Open euloh opened 3 years ago
The problem is that we do not properly handle dropped perf events, i.e. records that could not be recorded in the perf event output buffer because there not being space available. Release 2.0.0-1.13 will include drop counter support which includes a patch to resolve this issue.
When dt_consume_one() encounters an unrecognized hdr->type -- for example, PERF_RECORD_LOST -- it returns DTRACE_WORKSTATUS_ERROR without running dt_set_errno(dtp, errno). Then, dt_consume_cpu() passes DTRACE_WORKSTATUS_ERROR up the call stack through dtrace_consume() and dtrace_work(). In cmd/dtrace.c in main(), the dtrace_work() error return value leads to the dfatal("processing aborted") call. The unset dtp->dt_errno adds the "Success" string. The result is that processing is aborted with only the puzzling explanation that the status is "Success."

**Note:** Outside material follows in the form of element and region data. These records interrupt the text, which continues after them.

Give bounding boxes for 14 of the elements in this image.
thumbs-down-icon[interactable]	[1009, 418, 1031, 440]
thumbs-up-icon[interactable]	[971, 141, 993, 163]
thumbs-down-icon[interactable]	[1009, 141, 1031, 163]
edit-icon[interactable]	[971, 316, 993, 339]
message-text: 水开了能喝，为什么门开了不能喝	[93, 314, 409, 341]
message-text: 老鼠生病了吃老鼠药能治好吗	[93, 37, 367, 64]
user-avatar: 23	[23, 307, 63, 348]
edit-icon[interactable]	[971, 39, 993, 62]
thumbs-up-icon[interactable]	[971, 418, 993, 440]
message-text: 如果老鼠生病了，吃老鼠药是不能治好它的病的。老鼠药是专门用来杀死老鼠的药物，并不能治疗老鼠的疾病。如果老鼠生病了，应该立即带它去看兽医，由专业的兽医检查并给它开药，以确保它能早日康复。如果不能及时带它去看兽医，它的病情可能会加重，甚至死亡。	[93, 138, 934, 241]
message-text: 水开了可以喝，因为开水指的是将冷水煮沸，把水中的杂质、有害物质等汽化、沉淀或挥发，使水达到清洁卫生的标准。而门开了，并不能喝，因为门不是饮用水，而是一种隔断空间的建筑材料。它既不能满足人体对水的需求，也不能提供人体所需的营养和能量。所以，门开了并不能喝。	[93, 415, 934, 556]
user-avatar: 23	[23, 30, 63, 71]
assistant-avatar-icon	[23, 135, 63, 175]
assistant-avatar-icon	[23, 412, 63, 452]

Runs of the test suite can produce occasional such failures, which are typically not reproducible upon retrial.
Here is one way to demonstrate the problem:
dtrace -n 'ksys_write:entry { trace(1); }'
with output directed to the terminal (albeit possibly within a 'script' session to capture output). On my VM, even as many as ten million lines of output might be shown over the course of even a minute, but then the run aborts with the telltale message.